R.D. Congo: Le rôle des minerais dans les conflits remis en cause

Tout le monde se souvient de l’émotion au sein de la communauté internationale face à ce qu’on a appelé les « minerais de sang », c’est-à-dire l’idée selon laquelle le coltan, la cassitérite, le tungstène et l’or qui sont exploités en République démocratique du Congo seraient à l’origine de la violence dans ce pays, notamment en permettant aux groupes armés de se financer. Une soixantaine de chercheurs parmi les plus connus sur la RDC, de membres de la société civile et d’acteurs du secteur minier publient ce mercredi une lettre ouverte à paraître dans plusieurs grands quotidiens pour dénoncer cette vision et l’impact des mesures prises.
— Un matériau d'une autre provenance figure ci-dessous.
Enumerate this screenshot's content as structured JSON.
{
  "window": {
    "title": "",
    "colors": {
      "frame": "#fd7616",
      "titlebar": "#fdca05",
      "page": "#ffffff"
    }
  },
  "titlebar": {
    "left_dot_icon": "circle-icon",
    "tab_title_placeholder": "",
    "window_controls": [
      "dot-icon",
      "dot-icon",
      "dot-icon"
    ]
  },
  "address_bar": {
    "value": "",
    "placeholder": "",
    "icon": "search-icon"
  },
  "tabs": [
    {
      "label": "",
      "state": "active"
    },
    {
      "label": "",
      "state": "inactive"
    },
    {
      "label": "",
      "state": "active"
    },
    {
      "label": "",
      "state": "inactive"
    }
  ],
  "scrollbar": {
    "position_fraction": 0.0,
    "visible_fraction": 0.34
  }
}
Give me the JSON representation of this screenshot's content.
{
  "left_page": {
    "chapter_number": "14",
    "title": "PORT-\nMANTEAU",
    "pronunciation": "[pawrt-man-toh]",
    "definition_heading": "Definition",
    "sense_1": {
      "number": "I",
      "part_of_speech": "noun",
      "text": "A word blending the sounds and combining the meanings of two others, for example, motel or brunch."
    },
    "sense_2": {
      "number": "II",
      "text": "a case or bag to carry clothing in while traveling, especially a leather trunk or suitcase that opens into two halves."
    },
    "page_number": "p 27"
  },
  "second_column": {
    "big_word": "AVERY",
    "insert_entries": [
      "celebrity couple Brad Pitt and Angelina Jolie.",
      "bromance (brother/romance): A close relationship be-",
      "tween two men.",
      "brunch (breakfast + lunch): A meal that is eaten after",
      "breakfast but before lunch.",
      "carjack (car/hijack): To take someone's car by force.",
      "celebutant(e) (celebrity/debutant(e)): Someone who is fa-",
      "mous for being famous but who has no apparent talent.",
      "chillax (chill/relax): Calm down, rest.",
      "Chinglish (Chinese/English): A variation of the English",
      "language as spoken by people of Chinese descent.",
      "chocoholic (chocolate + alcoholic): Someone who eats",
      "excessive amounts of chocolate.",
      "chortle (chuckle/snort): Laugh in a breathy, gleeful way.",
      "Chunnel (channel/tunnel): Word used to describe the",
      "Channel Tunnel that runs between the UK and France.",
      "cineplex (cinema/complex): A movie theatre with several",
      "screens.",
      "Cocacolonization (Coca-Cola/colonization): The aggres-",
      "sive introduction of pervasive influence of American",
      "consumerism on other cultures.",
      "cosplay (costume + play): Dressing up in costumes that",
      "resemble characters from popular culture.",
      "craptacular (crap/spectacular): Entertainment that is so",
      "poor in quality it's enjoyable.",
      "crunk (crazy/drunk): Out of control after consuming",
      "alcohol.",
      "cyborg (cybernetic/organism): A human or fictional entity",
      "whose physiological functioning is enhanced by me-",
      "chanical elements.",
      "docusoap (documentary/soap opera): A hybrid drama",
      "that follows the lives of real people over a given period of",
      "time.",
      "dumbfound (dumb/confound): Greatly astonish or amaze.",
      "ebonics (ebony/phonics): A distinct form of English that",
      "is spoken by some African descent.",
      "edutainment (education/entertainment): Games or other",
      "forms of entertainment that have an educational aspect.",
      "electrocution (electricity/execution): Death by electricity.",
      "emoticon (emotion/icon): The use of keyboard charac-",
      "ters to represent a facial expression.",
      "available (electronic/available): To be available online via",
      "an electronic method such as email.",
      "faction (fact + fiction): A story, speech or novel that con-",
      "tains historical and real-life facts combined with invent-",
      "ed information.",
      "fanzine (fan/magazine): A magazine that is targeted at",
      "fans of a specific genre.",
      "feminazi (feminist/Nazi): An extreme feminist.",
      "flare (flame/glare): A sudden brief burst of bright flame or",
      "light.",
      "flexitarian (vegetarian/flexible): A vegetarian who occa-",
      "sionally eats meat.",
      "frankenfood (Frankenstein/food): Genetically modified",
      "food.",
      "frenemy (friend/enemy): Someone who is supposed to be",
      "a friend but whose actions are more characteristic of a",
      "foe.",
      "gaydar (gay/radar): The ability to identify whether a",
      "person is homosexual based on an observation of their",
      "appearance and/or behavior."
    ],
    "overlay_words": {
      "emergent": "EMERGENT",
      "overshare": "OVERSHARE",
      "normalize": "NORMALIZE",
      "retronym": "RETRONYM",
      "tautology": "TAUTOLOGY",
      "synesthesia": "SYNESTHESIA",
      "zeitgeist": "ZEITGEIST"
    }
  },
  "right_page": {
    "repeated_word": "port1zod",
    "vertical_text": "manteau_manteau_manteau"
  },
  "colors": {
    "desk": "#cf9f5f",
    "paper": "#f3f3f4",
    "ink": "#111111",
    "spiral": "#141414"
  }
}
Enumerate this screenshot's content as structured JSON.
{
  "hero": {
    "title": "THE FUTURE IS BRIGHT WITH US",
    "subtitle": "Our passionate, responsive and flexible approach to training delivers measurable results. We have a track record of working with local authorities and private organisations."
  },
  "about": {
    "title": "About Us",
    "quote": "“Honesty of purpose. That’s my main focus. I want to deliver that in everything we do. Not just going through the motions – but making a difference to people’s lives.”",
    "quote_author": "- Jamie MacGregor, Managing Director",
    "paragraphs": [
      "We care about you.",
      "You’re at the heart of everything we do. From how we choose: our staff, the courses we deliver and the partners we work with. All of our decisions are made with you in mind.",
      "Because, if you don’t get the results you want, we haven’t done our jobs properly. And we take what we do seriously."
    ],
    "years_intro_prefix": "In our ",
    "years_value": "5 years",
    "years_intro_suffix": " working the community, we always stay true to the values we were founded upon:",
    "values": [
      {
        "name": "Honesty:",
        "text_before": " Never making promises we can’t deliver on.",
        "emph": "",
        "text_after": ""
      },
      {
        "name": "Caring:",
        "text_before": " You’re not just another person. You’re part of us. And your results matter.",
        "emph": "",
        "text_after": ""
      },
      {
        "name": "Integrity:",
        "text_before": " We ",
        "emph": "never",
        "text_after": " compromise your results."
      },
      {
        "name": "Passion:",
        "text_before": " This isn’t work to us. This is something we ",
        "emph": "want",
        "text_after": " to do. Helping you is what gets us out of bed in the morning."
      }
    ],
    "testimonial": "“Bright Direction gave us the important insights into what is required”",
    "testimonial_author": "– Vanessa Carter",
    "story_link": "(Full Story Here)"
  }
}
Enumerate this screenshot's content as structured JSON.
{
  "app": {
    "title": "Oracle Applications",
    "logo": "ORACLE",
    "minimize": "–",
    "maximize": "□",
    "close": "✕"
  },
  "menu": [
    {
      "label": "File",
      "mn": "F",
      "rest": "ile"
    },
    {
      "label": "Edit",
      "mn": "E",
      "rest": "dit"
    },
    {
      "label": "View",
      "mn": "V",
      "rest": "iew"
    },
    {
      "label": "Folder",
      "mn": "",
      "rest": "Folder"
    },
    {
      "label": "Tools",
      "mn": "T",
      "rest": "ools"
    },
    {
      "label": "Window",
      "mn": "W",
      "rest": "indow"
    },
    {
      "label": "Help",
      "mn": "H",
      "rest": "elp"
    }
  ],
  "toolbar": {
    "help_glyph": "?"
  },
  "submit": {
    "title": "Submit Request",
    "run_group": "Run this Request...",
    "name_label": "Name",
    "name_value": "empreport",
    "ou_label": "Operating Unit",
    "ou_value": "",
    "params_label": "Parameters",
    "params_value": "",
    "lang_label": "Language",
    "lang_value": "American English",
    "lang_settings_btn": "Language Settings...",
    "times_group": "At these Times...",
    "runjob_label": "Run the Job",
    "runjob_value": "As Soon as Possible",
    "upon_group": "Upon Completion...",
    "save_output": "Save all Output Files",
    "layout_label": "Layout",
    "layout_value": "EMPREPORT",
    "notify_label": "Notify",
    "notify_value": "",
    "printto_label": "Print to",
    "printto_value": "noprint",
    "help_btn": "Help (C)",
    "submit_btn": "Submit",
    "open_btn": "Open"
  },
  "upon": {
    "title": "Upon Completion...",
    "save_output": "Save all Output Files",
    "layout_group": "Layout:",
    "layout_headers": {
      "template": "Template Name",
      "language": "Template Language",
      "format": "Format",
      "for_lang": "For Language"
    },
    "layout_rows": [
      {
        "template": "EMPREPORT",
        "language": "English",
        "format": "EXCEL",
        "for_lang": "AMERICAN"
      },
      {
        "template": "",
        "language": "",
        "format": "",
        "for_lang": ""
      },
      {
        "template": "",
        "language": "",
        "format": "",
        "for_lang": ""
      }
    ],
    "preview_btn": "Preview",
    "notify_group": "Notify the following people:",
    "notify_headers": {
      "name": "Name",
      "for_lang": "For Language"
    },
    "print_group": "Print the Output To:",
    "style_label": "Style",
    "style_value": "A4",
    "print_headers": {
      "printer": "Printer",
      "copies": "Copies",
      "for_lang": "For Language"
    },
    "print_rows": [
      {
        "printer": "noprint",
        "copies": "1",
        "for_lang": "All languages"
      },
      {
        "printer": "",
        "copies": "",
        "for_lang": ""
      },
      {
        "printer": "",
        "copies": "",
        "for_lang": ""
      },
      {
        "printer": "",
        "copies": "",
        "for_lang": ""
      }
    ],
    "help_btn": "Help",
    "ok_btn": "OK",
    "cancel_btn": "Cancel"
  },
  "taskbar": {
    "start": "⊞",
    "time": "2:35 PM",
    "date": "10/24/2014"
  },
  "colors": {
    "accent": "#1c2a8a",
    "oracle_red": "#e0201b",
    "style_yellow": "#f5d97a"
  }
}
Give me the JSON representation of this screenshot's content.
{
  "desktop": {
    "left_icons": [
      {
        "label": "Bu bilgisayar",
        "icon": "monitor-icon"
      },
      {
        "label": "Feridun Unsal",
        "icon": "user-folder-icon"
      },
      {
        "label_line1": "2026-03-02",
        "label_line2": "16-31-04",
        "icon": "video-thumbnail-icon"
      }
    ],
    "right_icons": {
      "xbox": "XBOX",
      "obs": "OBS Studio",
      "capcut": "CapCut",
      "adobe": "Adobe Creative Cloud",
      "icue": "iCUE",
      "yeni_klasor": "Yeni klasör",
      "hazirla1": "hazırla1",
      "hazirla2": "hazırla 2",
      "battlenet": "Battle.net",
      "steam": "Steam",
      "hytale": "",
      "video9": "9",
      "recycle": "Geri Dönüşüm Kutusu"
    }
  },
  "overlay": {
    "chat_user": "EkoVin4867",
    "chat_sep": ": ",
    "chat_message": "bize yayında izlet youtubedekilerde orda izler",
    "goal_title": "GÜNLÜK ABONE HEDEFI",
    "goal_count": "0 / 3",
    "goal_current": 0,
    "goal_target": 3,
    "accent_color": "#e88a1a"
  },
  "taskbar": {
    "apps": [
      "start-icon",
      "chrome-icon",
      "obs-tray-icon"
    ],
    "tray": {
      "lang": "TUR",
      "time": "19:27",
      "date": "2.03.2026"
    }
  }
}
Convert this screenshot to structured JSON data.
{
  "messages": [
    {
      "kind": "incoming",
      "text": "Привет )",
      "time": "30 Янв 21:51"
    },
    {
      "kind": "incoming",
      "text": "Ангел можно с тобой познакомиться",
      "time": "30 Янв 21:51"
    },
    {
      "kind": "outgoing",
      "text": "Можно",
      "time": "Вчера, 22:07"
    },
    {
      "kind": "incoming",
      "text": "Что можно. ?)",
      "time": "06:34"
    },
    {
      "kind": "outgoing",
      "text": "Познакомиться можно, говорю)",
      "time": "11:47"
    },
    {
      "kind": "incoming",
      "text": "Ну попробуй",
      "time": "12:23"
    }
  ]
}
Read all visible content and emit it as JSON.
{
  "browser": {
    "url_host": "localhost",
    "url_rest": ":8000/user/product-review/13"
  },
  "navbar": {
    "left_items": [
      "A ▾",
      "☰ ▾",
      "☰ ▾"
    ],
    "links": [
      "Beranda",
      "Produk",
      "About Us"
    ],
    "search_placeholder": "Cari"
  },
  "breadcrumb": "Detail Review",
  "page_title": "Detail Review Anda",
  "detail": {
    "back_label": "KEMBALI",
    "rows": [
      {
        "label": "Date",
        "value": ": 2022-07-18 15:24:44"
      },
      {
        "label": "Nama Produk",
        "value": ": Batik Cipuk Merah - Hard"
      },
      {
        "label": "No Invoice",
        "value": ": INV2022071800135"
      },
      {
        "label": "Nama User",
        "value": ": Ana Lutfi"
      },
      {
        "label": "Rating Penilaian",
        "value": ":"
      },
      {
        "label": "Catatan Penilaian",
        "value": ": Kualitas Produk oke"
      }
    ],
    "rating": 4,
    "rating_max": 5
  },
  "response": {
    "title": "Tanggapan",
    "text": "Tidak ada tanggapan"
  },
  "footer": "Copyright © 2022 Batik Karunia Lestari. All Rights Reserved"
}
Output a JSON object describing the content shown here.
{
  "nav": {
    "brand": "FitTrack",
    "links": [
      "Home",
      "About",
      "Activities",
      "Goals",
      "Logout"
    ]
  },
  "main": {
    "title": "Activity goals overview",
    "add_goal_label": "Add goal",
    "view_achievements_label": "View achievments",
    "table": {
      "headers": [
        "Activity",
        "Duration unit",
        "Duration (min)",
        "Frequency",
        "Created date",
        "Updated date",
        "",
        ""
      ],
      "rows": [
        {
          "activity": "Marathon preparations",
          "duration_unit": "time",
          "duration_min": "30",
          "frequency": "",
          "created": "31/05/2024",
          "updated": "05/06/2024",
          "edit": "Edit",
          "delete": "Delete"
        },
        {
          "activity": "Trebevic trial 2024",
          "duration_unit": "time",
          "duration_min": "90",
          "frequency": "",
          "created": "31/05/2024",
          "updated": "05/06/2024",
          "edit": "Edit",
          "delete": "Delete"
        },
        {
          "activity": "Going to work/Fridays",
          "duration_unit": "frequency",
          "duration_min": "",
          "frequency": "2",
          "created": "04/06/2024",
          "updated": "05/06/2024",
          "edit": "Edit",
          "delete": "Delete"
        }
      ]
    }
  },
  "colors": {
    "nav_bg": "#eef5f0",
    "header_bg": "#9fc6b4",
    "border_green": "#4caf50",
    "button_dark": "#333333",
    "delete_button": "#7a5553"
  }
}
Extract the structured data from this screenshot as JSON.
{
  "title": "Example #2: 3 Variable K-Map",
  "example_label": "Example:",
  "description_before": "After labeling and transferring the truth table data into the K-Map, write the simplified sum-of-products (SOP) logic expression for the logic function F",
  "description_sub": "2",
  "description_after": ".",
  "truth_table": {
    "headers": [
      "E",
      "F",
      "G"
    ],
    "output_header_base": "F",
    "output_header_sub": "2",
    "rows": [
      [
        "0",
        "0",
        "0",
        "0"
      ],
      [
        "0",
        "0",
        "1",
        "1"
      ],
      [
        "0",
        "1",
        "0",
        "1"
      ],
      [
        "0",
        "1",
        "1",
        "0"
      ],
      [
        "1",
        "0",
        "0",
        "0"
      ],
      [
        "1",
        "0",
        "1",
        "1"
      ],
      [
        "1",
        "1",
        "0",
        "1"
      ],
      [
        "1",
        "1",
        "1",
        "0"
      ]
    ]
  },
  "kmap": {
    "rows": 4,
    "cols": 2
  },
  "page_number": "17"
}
Les signataires rappellent avant tout que selon des études internes à l’ONU, seulement 8% des conflits en RDC sont liés aux minerais.

Ils soulignent également les conséquences dommageables des mesures qui ont été prises pour remédier à un phénomène, selon eux largement surévalué. Dans ce registre, la législation emblématique est la section 1502 de la loi américaine Dodd-Frank qui exigeait des entreprises la traçabilité des minerais de RDC. Une législation jugée contre-productive.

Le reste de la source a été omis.